Given everything it can do for your design, the $20 that it takes to add the GN4124 PCIe capability to a Cyclone, Spartan, or other value-priced FPGA is a downright bargain compared to the Stratix/Virtex-class parts that offer on-chip SerDes. My back-of-the-napkin estimate is that this combination will give you somewhere around a 4x – 5x savings for many applications that would normally require a PCIE-capable FPGA. And that’s not counting the $3 - $10 you’ll save if you use the host system to initialize the FPGA instead of a boot Flash.

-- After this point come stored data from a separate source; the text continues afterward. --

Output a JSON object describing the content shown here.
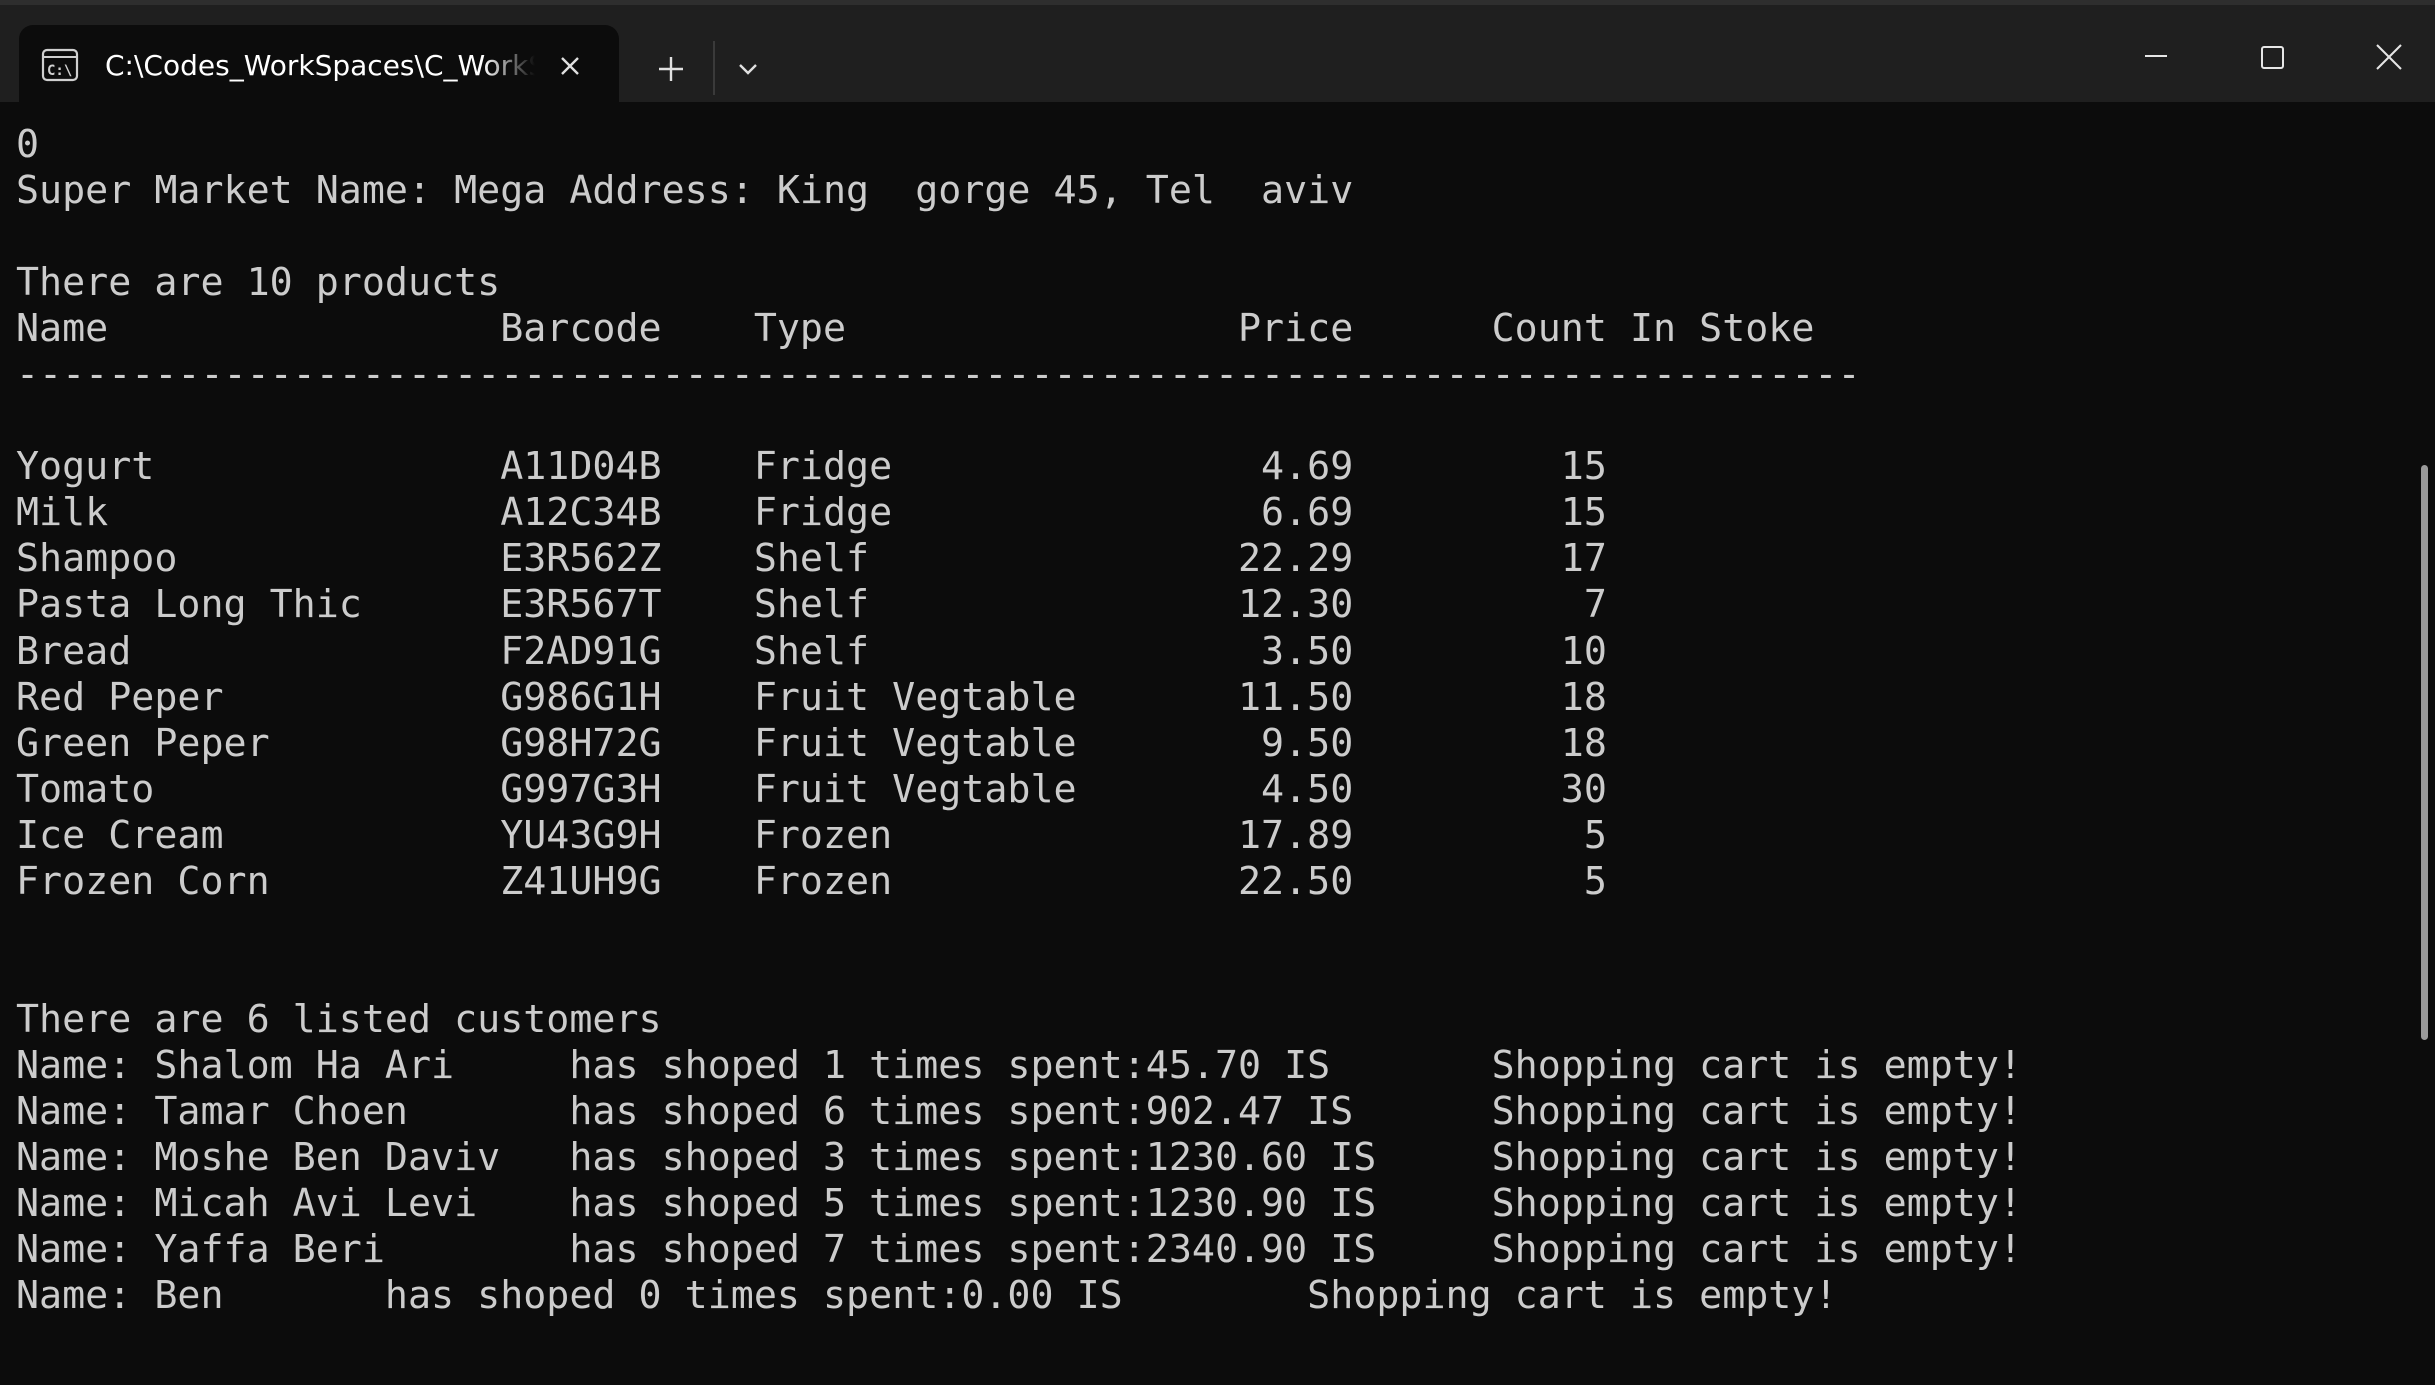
{
  "titlebar": {
    "tab_title": "C:\\Codes_WorkSpaces\\C_WorkSpace",
    "tab_icon": "terminal-icon",
    "new_tab_icon": "plus-icon",
    "dropdown_icon": "chevron-down-icon",
    "minimize_icon": "minimize-icon",
    "maximize_icon": "maximize-icon",
    "close_icon": "close-icon"
  },
  "console": {
    "lines": [
      "0",
      "Super Market Name: Mega Address: King  gorge 45, Tel  aviv",
      "",
      "There are 10 products",
      "Name                 Barcode    Type                 Price      Count In Stoke",
      "--------------------------------------------------------------------------------",
      "",
      "Yogurt               A11D04B    Fridge                4.69         15",
      "Milk                 A12C34B    Fridge                6.69         15",
      "Shampoo              E3R562Z    Shelf                22.29         17",
      "Pasta Long Thic      E3R567T    Shelf                12.30          7",
      "Bread                F2AD91G    Shelf                 3.50         10",
      "Red Peper            G986G1H    Fruit Vegtable       11.50         18",
      "Green Peper          G98H72G    Fruit Vegtable        9.50         18",
      "Tomato               G997G3H    Fruit Vegtable        4.50         30",
      "Ice Cream            YU43G9H    Frozen               17.89          5",
      "Frozen Corn          Z41UH9G    Frozen               22.50          5",
      "",
      "",
      "There are 6 listed customers",
      "Name: Shalom Ha Ari     has shoped 1 times spent:45.70 IS       Shopping cart is empty!",
      "Name: Tamar Choen       has shoped 6 times spent:902.47 IS      Shopping cart is empty!",
      "Name: Moshe Ben Daviv   has shoped 3 times spent:1230.60 IS     Shopping cart is empty!",
      "Name: Micah Avi Levi    has shoped 5 times spent:1230.90 IS     Shopping cart is empty!",
      "Name: Yaffa Beri        has shoped 7 times spent:2340.90 IS     Shopping cart is empty!",
      "Name: Ben       has shoped 0 times spent:0.00 IS        Shopping cart is empty!"
    ]
  },
  "colors": {
    "background": "#0c0c0c",
    "titlebar": "#1f1f1f",
    "text": "#cccccc"
  }
}
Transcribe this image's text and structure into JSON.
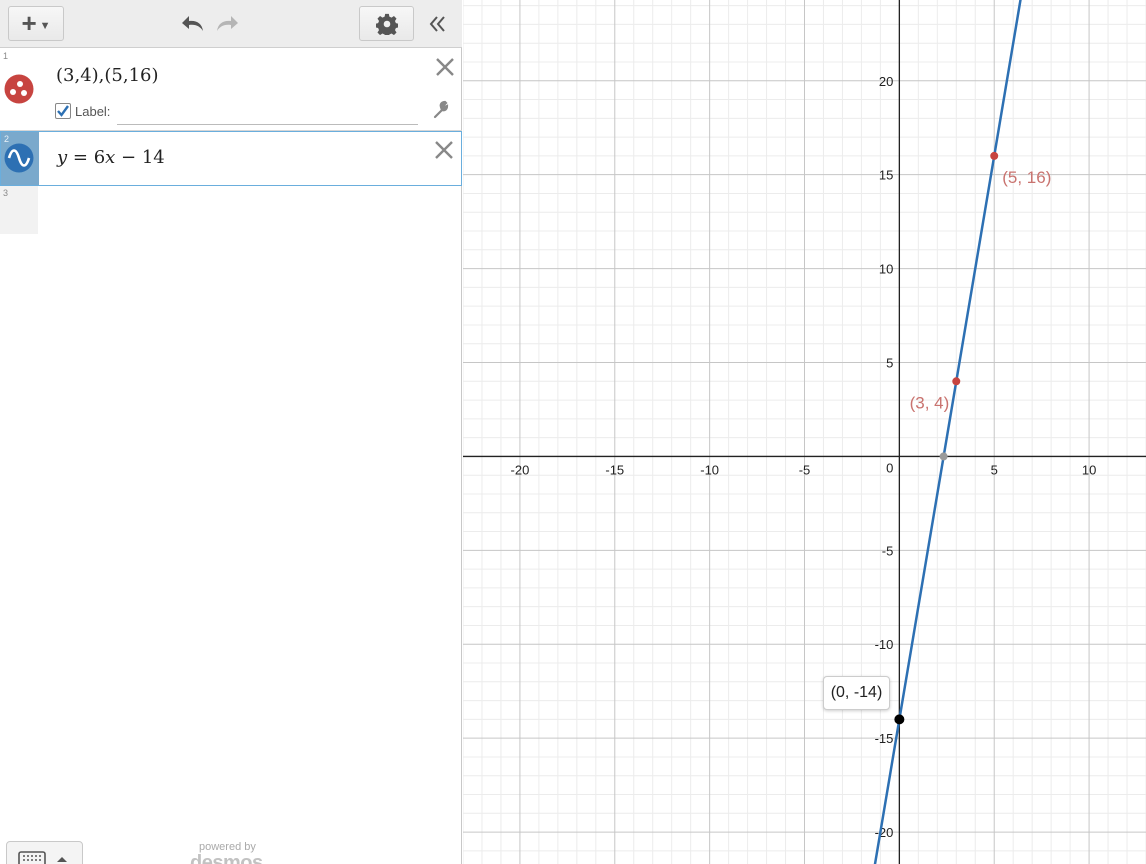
{
  "colors": {
    "point_series": "#c74440",
    "line_series": "#2d70b3",
    "point_label": "#c9736f",
    "tooltip_point": "#000000",
    "intercept_point": "#9a9a9a"
  },
  "toolbar": {
    "add_icon": "plus-icon",
    "undo_icon": "undo-icon",
    "redo_icon": "redo-icon",
    "settings_icon": "gear-icon",
    "collapse_icon": "double-chevron-left-icon"
  },
  "expressions": [
    {
      "number": "1",
      "latex": "(3,4),(5,16)",
      "label_toggle": "Label:",
      "label_checked": true,
      "label_value": "",
      "icon": "points-icon"
    },
    {
      "number": "2",
      "latex": "y = 6x − 14",
      "icon": "wave-icon"
    },
    {
      "number": "3",
      "latex": ""
    }
  ],
  "footer": {
    "powered_by": "powered by",
    "brand": "desmos",
    "keyboard_icon": "keyboard-icon"
  },
  "graph": {
    "x_range": [
      -23,
      13
    ],
    "y_range": [
      -21.7,
      24.3
    ],
    "x_ticks": [
      -20,
      -15,
      -10,
      -5,
      5,
      10
    ],
    "y_ticks": [
      20,
      15,
      10,
      5,
      -5,
      -10,
      -15,
      -20
    ],
    "origin_label": "0",
    "line": {
      "slope": 6,
      "intercept": -14
    },
    "points": [
      {
        "x": 3,
        "y": 4,
        "label": "(3, 4)"
      },
      {
        "x": 5,
        "y": 16,
        "label": "(5, 16)"
      }
    ],
    "x_intercept": {
      "x": 2.333,
      "y": 0
    },
    "tooltip_point": {
      "x": 0,
      "y": -14,
      "label": "(0, -14)"
    }
  }
}
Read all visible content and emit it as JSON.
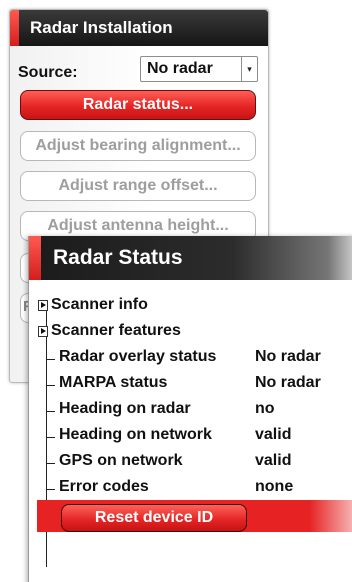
{
  "installation": {
    "title": "Radar Installation",
    "source_label": "Source:",
    "source_value": "No radar",
    "buttons": {
      "radar_status": "Radar status...",
      "bearing": "Adjust bearing alignment...",
      "range": "Adjust range offset...",
      "antenna": "Adjust antenna height..."
    },
    "partial_label": "F"
  },
  "status_dialog": {
    "title": "Radar Status",
    "expanders": [
      {
        "label": "Scanner info"
      },
      {
        "label": "Scanner features"
      }
    ],
    "rows": [
      {
        "label": "Radar overlay status",
        "value": "No radar"
      },
      {
        "label": "MARPA status",
        "value": "No radar"
      },
      {
        "label": "Heading on radar",
        "value": "no"
      },
      {
        "label": "Heading on network",
        "value": "valid"
      },
      {
        "label": "GPS on network",
        "value": "valid"
      },
      {
        "label": "Error codes",
        "value": "none"
      }
    ],
    "reset_button": "Reset device ID"
  },
  "colors": {
    "accent_red": "#e52525",
    "title_bar": "#1f1f1f"
  }
}
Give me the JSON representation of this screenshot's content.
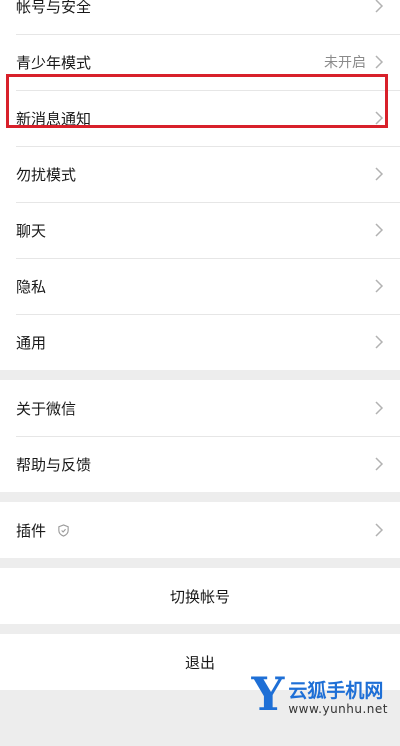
{
  "settings": {
    "group1": [
      {
        "label": "帐号与安全",
        "value": ""
      },
      {
        "label": "青少年模式",
        "value": "未开启"
      },
      {
        "label": "新消息通知",
        "value": ""
      },
      {
        "label": "勿扰模式",
        "value": ""
      },
      {
        "label": "聊天",
        "value": ""
      },
      {
        "label": "隐私",
        "value": ""
      },
      {
        "label": "通用",
        "value": ""
      }
    ],
    "group2": [
      {
        "label": "关于微信"
      },
      {
        "label": "帮助与反馈"
      }
    ],
    "group3": [
      {
        "label": "插件"
      }
    ]
  },
  "actions": {
    "switch_account": "切换帐号",
    "logout": "退出"
  },
  "watermark": {
    "logo_letter": "Y",
    "name": "云狐手机网",
    "url": "www.yunhu.net"
  },
  "colors": {
    "highlight": "#d8202a",
    "watermark": "#1e6fd6"
  }
}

Of course, Gennum’s cost advantage shrinks a bit if you want to use one of Altera’s new value-priced, PCIE-capable Arria devices (reviewed here September 2007). That price differential may evaporate completely, or even go negative, if your application can work with Lattice’s bargain-priced SerDes-equipped ECP2M and SCM PCI Express solutions (reviewed here November 2006). To be fair, the Lattice chips don’t offer anywhere near the signal integrity or full 200 MHz operating speed that the Gennum device does, but if your application can tolerate it they are worth considering. In many applications, however, the GN4124 value-add features and the extra performance margin you get from Gennum well-designed transceivers will still make it the weapon of choice for adding FPGA-based functionality to PCIE-based systems.
Initial pricing for the GN4124 is expected to be $20 per unit based on 10 k quantity volumes and is currently sampling, with full production slated for Q4 2008. A complete reference design is available that includes the GN4124, driver software, and example application code that is well suited to performance benchmarking. Gennum’s royalty-free local bus interface FPGA IP is available to registered GN4124 on their web site. An evaluation platform and reference design specifically oriented towards video applications is expected to be available in early 2009.